It sounds like the Boston Public Library will be closed year round on Sundays:
Boston Public Library trustees have signed off on a $39.3 million budget that does not include branch closures or layoffs, but that does call for shuttering the Copley branch on Sundays….
The proposed library budget for fiscal 2012 budget will be included in Mayor Thomas Menino’s overall city budget, due to be announced next month and needing the approval of the City Council. If the budget stays the same, funding levels fall to levels that were in place in fiscal year 2000.
Finances remain tight for the cash-strapped library system, which handled a $48 million budget in fiscal year 2009. The budget draws upon city, state and federal funds, along with trust funds and donations.
In his state budget, Gov. Deval Patrick has slotted $2.4 million for the library system, while Menino and trustees are lobbying for $3.9 million, which they say will allow them to keep the Copley branch open on Sundays. The budget must still go through the state Senate and House, with the House budget getting released in April and the Senate budget expected to be released in May.
Because of the timeline, which will likely stretch into June as lawmakers hash out a final version of the budget to send to the governor for his signature, library officials are unlikely to know how much they’ll be receiving in fiscal year 2012 until July. If less than $2.4 million is set aside for the system, trustees may be forced to look again at layoffs and branch closures, according to a presentation BPL officials made to trustees on Wednesday.

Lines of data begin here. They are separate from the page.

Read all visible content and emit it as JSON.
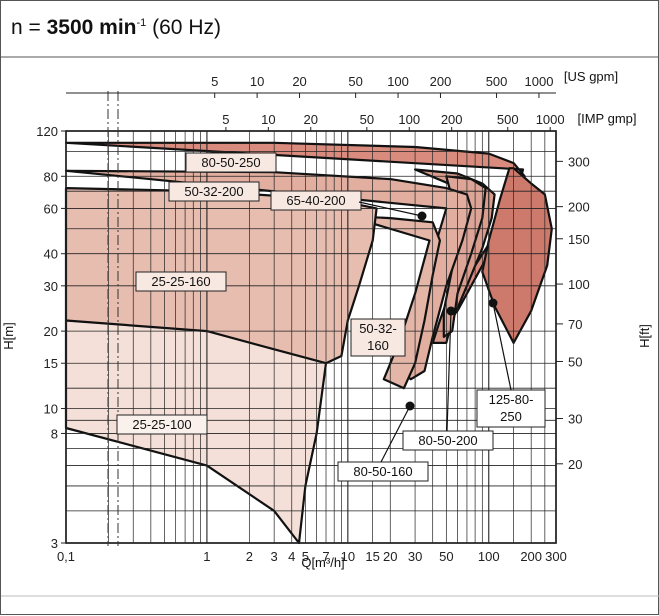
{
  "title": {
    "prefix": "n = ",
    "bold": "3500 min",
    "sup": "-1",
    "suffix": " (60 Hz)"
  },
  "chart_data": {
    "type": "area",
    "title": "n = 3500 min-1 (60 Hz)",
    "x_axis": {
      "label": "Q[m³/h]",
      "scale": "log",
      "range": [
        0.1,
        300
      ],
      "ticks": [
        0.1,
        1,
        2,
        3,
        4,
        5,
        7,
        10,
        15,
        20,
        30,
        50,
        100,
        200,
        300
      ],
      "tick_labels": [
        "0,1",
        "1",
        "2",
        "3",
        "4",
        "5",
        "7",
        "10",
        "15",
        "20",
        "30",
        "50",
        "100",
        "200",
        "300"
      ]
    },
    "y_axis_left": {
      "label": "H[m]",
      "scale": "log",
      "range": [
        3,
        120
      ],
      "ticks": [
        3,
        8,
        10,
        15,
        20,
        30,
        40,
        60,
        80,
        120
      ]
    },
    "y_axis_right": {
      "label": "H[ft]",
      "scale": "log",
      "ticks": [
        20,
        30,
        50,
        70,
        100,
        150,
        200,
        300
      ]
    },
    "top_axis_us": {
      "label": "[US gpm]",
      "ticks": [
        5,
        10,
        20,
        50,
        100,
        200,
        500,
        1000
      ]
    },
    "top_axis_imp": {
      "label": "[IMP gmp]",
      "ticks": [
        5,
        10,
        20,
        50,
        100,
        200,
        500,
        1000
      ]
    },
    "series": [
      {
        "name": "80-50-250",
        "color": "#d98b7e",
        "points": [
          [
            0.1,
            108
          ],
          [
            3,
            108
          ],
          [
            30,
            104
          ],
          [
            100,
            98
          ],
          [
            150,
            90
          ],
          [
            180,
            80
          ],
          [
            140,
            58
          ],
          [
            80,
            36
          ],
          [
            55,
            26
          ],
          [
            45,
            20
          ],
          [
            60,
            24
          ],
          [
            100,
            40
          ],
          [
            150,
            60
          ],
          [
            175,
            85
          ]
        ]
      },
      {
        "name": "125-80-250",
        "color": "#cd7a6c",
        "points": [
          [
            150,
            86
          ],
          [
            200,
            75
          ],
          [
            250,
            68
          ],
          [
            280,
            50
          ],
          [
            260,
            36
          ],
          [
            200,
            24
          ],
          [
            150,
            18
          ],
          [
            110,
            25
          ],
          [
            90,
            34
          ],
          [
            100,
            45
          ],
          [
            120,
            65
          ],
          [
            140,
            86
          ]
        ]
      },
      {
        "name": "65-40-200",
        "color": "#d99c8d",
        "points": [
          [
            30,
            85
          ],
          [
            60,
            82
          ],
          [
            90,
            75
          ],
          [
            110,
            68
          ],
          [
            105,
            55
          ],
          [
            90,
            42
          ],
          [
            70,
            30
          ],
          [
            55,
            22
          ],
          [
            50,
            18
          ],
          [
            40,
            18
          ],
          [
            45,
            22
          ],
          [
            55,
            30
          ],
          [
            65,
            45
          ],
          [
            70,
            70
          ]
        ]
      },
      {
        "name": "80-50-200",
        "color": "#dca597",
        "points": [
          [
            50,
            80
          ],
          [
            75,
            78
          ],
          [
            95,
            72
          ],
          [
            90,
            55
          ],
          [
            75,
            40
          ],
          [
            60,
            28
          ],
          [
            55,
            20
          ],
          [
            48,
            19
          ],
          [
            48,
            24
          ],
          [
            55,
            35
          ],
          [
            60,
            55
          ]
        ]
      },
      {
        "name": "50-32-200",
        "color": "#e1ae9f",
        "points": [
          [
            0.1,
            84
          ],
          [
            3,
            83
          ],
          [
            20,
            78
          ],
          [
            50,
            72
          ],
          [
            70,
            68
          ],
          [
            75,
            60
          ],
          [
            65,
            45
          ],
          [
            50,
            30
          ],
          [
            40,
            19
          ],
          [
            35,
            14
          ],
          [
            28,
            13
          ],
          [
            20,
            15
          ],
          [
            30,
            25
          ],
          [
            40,
            40
          ],
          [
            50,
            60
          ]
        ]
      },
      {
        "name": "50-32-160",
        "color": "#e3b6a8",
        "points": [
          [
            10,
            56
          ],
          [
            20,
            55
          ],
          [
            40,
            53
          ],
          [
            45,
            45
          ],
          [
            40,
            33
          ],
          [
            35,
            22
          ],
          [
            30,
            15
          ],
          [
            25,
            12
          ],
          [
            18,
            13
          ],
          [
            23,
            18
          ],
          [
            30,
            28
          ],
          [
            38,
            45
          ]
        ]
      },
      {
        "name": "25-25-160",
        "color": "#e7bdb0",
        "points": [
          [
            0.1,
            72
          ],
          [
            1,
            70
          ],
          [
            5,
            66
          ],
          [
            12,
            62
          ],
          [
            16,
            60
          ],
          [
            15,
            45
          ],
          [
            12,
            30
          ],
          [
            10,
            22
          ],
          [
            9,
            16
          ],
          [
            7,
            15
          ],
          [
            5,
            15
          ],
          [
            2,
            17
          ],
          [
            0.1,
            22
          ]
        ]
      },
      {
        "name": "25-25-100",
        "color": "#f4e0d8",
        "points": [
          [
            0.1,
            22
          ],
          [
            1,
            20
          ],
          [
            3,
            17
          ],
          [
            7,
            15
          ],
          [
            6,
            8
          ],
          [
            5,
            5
          ],
          [
            4.5,
            3
          ],
          [
            3,
            4
          ],
          [
            1,
            6
          ],
          [
            0.1,
            8.4
          ]
        ]
      }
    ],
    "grid": true
  },
  "axis_titles": {
    "x": "Q[m³/h]",
    "y_left": "H[m]",
    "y_right": "H[ft]",
    "top_us": "[US gpm]",
    "top_imp": "[IMP gmp]"
  },
  "curve_labels": {
    "l_80_50_250": "80-50-250",
    "l_50_32_200": "50-32-200",
    "l_65_40_200": "65-40-200",
    "l_25_25_160": "25-25-160",
    "l_50_32_160_a": "50-32-",
    "l_50_32_160_b": "160",
    "l_25_25_100": "25-25-100",
    "l_125_80_250_a": "125-80-",
    "l_125_80_250_b": "250",
    "l_80_50_200": "80-50-200",
    "l_80_50_160": "80-50-160"
  }
}
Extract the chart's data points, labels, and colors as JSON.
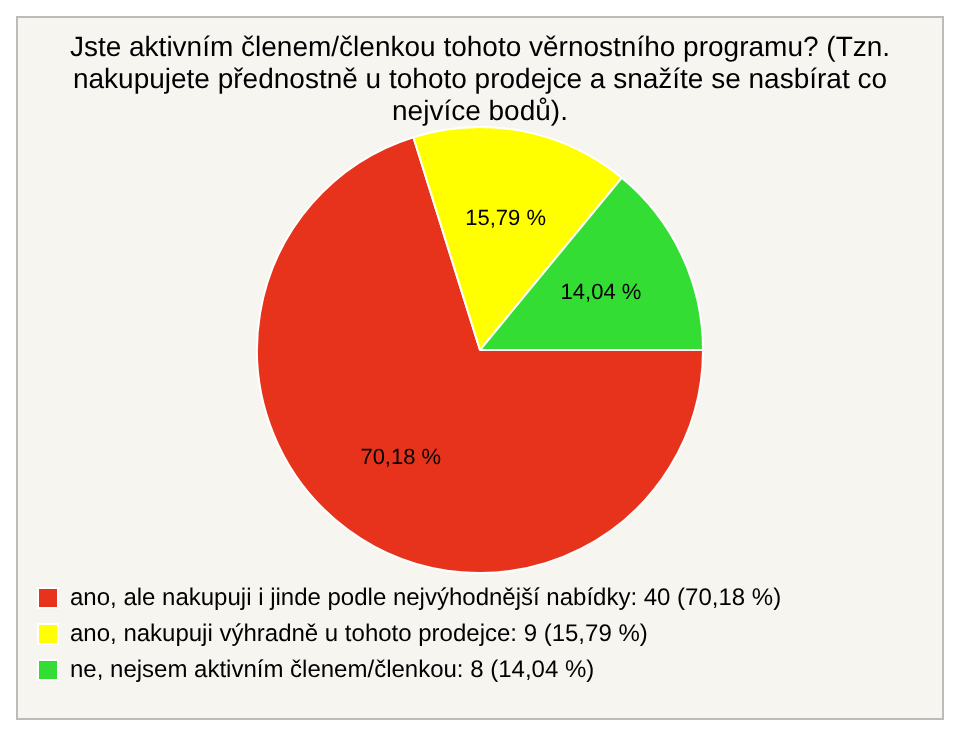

I’m glad no one is getting laid off. But the major tourist draw, the Sargent murals, is already closed on Saturdays and after 5pm, so its viewing is limited. It would be nice if they closed that floor one day during the week and kept it open on the weekend. And the library is always crowded on Sundays.
But what’s really shameful is that in a wealthy city, in a wealthy state, in a wealthy country, we can’t seem to find the money to keep libraries open, but we can start wars of choice*. Assuming the U.S. hasn’t collapsed, thirty years from now, people are going to look back and ask how we could have been so stupid and short-sighted.
*Being an insane Chartalist, at the federal level, I don’t worry about deficits per se. But for those who do (and most people seem to believe we’re still on the gold standard and act accordingly), how do you justify all of the ‘freedom bombs’? Especially the liberal hawks.